American fraudster, entrepreneur and investor (born 1979)

Joseph Neal Sanberg (born July 12, 1979) is an American entrepreneur who was convicted of defrauding investors and banks out of $248 million as co-founder of Aspiration, Inc.. He was also an early investor in meal delivery service Blue Apron. On June 1, 2026, Sanberg was sentenced to 14 years in prison for the Aspiration fraud.

==Early life==
Born and raised in Southern California, Sanberg went to Anaheim's Servite High School and studied at Harvard University. He is Jewish.

==Career==
Joe Sanberg has described that after college he went to work on Wall Street to earn enough to feel monetarily secure. Sanberg joined Blackstone Inc as an analyst and later became a managing director at Tiger Global Management. However, finding that Wall Street "divorced service from profit" he shifted to investing in start-ups, including the meal delivery outfit Blue Apron and Aspiration.com.

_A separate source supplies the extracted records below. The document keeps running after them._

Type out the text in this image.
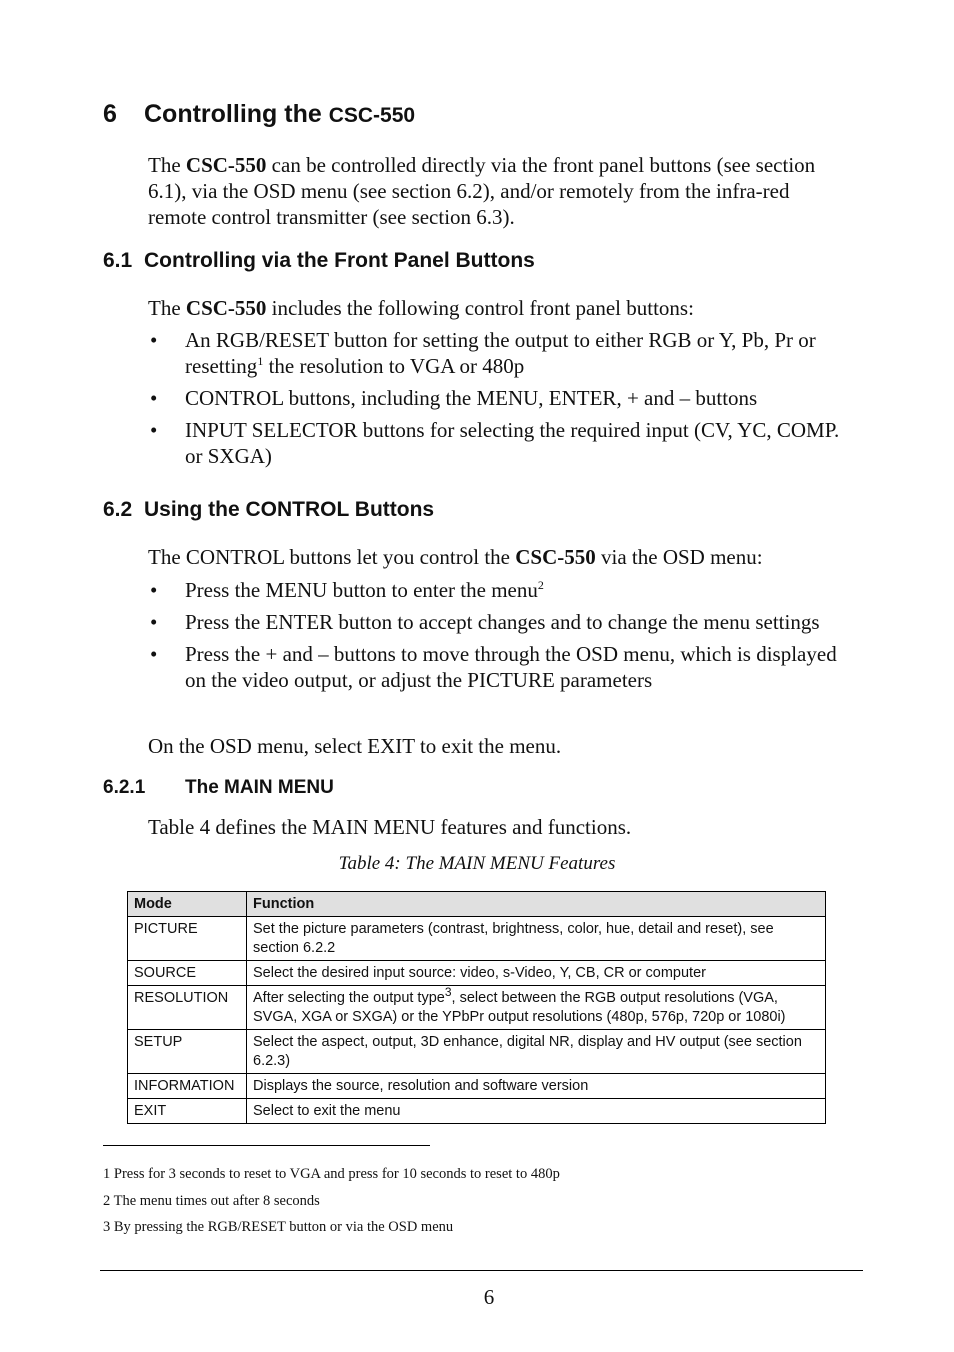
6 Controlling the CSC-550
The CSC-550 can be controlled directly via the front panel buttons (see section 6.1), via the OSD menu (see section 6.2), and/or remotely from the infra-red remote control transmitter (see section 6.3).
6.1 Controlling via the Front Panel Buttons
The CSC-550 includes the following control front panel buttons:
• An RGB/RESET button for setting the output to either RGB or Y, Pb, Pr or resetting$^1$ the resolution to VGA or 480p
• CONTROL buttons, including the MENU, ENTER, + and – buttons
• INPUT SELECTOR buttons for selecting the required input (CV, YC, COMP. or SXGA)
6.2 Using the CONTROL Buttons
The CONTROL buttons let you control the CSC-550 via the OSD menu:
• Press the MENU button to enter the menu$^2$
• Press the ENTER button to accept changes and to change the menu settings
• Press the + and – buttons to move through the OSD menu, which is displayed on the video output, or adjust the PICTURE parameters
On the OSD menu, select EXIT to exit the menu.
6.2.1 The MAIN MENU
Table 4 defines the MAIN MENU features and functions.
Table 4: The MAIN MENU Features
Mode	Function
PICTURE	Set the picture parameters (contrast, brightness, color, hue, detail and reset), see section 6.2.2
SOURCE	Select the desired input source: video, s-Video, Y, CB, CR or computer
RESOLUTION	After selecting the output type$^3$, select between the RGB output resolutions (VGA, SVGA, XGA or SXGA) or the YPbPr output resolutions (480p, 576p, 720p or 1080i)
SETUP	Select the aspect, output, 3D enhance, digital NR, display and HV output (see section 6.2.3)
INFORMATION	Displays the source, resolution and software version
EXIT	Select to exit the menu
1 Press for 3 seconds to reset to VGA and press for 10 seconds to reset to 480p
2 The menu times out after 8 seconds
3 By pressing the RGB/RESET button or via the OSD menu
6
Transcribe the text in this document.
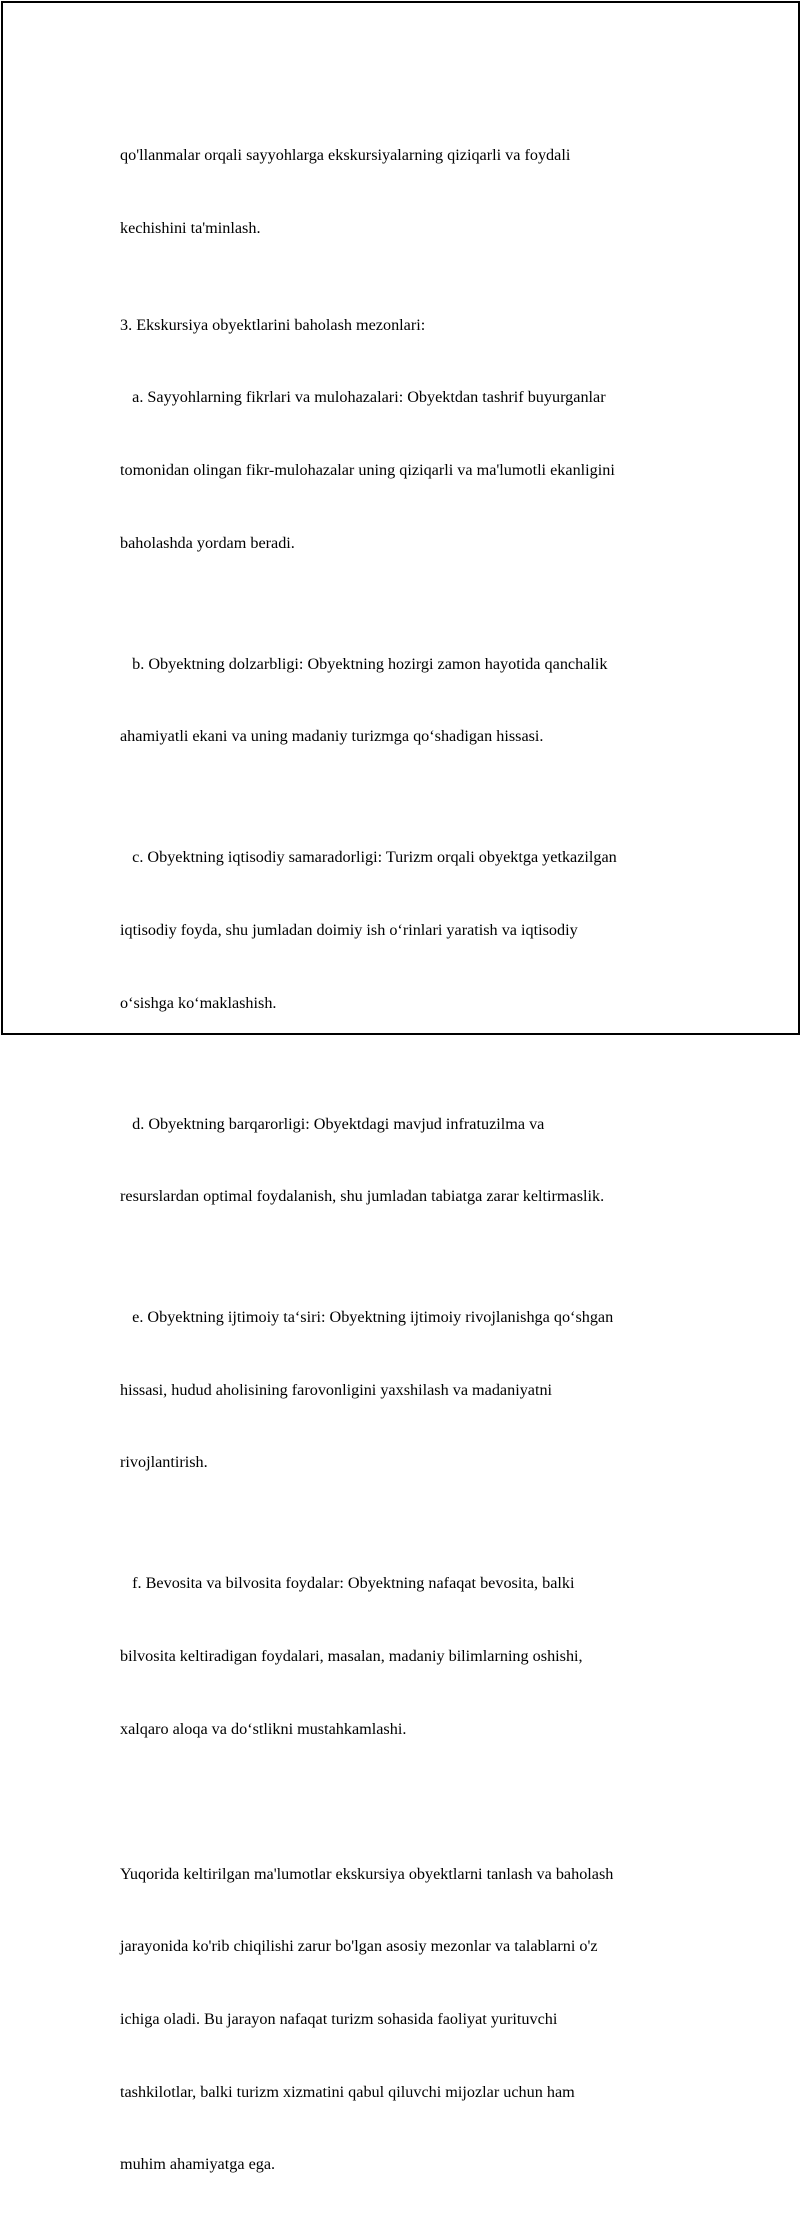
qo'llanmalar orqali sayyohlarga ekskursiyalarning qiziqarli va foydali

kechishini ta'minlash.

3. Ekskursiya obyektlarini baholash mezonlari:

a. Sayyohlarning fikrlari va mulohazalari: Obyektdan tashrif buyurganlar

tomonidan olingan fikr-mulohazalar uning qiziqarli va ma'lumotli ekanligini

baholashda yordam beradi.

b. Obyektning dolzarbligi: Obyektning hozirgi zamon hayotida qanchalik

ahamiyatli ekani va uning madaniy turizmga qo‘shadigan hissasi.

c. Obyektning iqtisodiy samaradorligi: Turizm orqali obyektga yetkazilgan

iqtisodiy foyda, shu jumladan doimiy ish o‘rinlari yaratish va iqtisodiy

o‘sishga ko‘maklashish.

d. Obyektning barqarorligi: Obyektdagi mavjud infratuzilma va

resurslardan optimal foydalanish, shu jumladan tabiatga zarar keltirmaslik.

e. Obyektning ijtimoiy ta‘siri: Obyektning ijtimoiy rivojlanishga qo‘shgan

hissasi, hudud aholisining farovonligini yaxshilash va madaniyatni

rivojlantirish.

f. Bevosita va bilvosita foydalar: Obyektning nafaqat bevosita, balki

bilvosita keltiradigan foydalari, masalan, madaniy bilimlarning oshishi,

xalqaro aloqa va do‘stlikni mustahkamlashi.

Yuqorida keltirilgan ma'lumotlar ekskursiya obyektlarni tanlash va baholash

jarayonida ko'rib chiqilishi zarur bo'lgan asosiy mezonlar va talablarni o'z

ichiga oladi. Bu jarayon nafaqat turizm sohasida faoliyat yurituvchi

tashkilotlar, balki turizm xizmatini qabul qiluvchi mijozlar uchun ham

muhim ahamiyatga ega.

Sanberg co-founded Aspiration, Inc., an online financial company, with Andrei Cherny in 2013. Sanberg is a founding investor in Blue Apron, a home meal delivery service and IVY.com, a "social university".

Sanberg serves on the Board of Governors at the Jefferson Awards Foundation, an organization that engages over a million youth in volunteer programs and public service annually.

Sanberg was called "the spark" for his leadership in 2015 toward California launching an Earned Income Tax Credit (EITC). To support the California EITC, he founded a statewide outreach program called CalEITC4Me that is administered by Golden State Opportunity Foundation, which conducts research, analysis, public information and education programs with the aim of creating economic security for Californians. CalEITC4Me helps working families claim the state and federal earned income tax credits (EITC) and helps families get free tax preparation services. Sanberg said he supported raising the minimum income for EITC eligibility to $20,000.

=== Political speculation===
Sanberg spoke at a NewDEAL conference in 2016, where he advocated for a business-friendly approach within the Democratic Party. It was reported in 2018 that Sanberg was considering a run for president in 2020 on an anti-poverty platform. Sanberg stated that he would support whoever the Democratic nominee is if he did not run. Sanberg began traveling to Ohio in April 2019 to test the possibility of a presidential run. Ultimately, on June 1, 2019, at the California Democrats State Convention, Sanberg announced that he would not campaign for the presidency.

Sanberg attacked the 2021 recall election to remove California Governor Gavin Newsom, as "anti-democratic" though he was also speculated by the media as a potential candidate in the election.

In 2024, Sanberg led an initiative in California to raise the minimum wage to $18/hour, and organizers purportedly received more than 1 million signatures. Sanberg claimed that the idea is "wildly popular," with over 60% support. The initiative failed with 50.7% of voters voting "no" on the proposition.

==Fraud conviction and imprisonment==
In March 2025, the U.S. Department of Justice charged Sanberg in the U.S. District Court for the Central District of California with defrauding investors out of more than $145 million. In August 2025, he agreed to plead guilty to two counts of federal wire fraud. Prosecutors cited losses to investors of more than $248 million. Investigation by additional authorities is ongoing.

In October 2025, Sanberg formally changed his plea to guilty. He admitted he inflated Aspiration's revenue numbers by concealing that revenue booked to external customers was in fact from entities he controlled and that, along with board member Ibrahim AlHusseini, he created false bank statements in order to fraudulently obtain $145 million in loans. On June 1, 2026, U.S. district judge Stephen Victor Wilson sentenced Sanberg to 14 years in federal prison.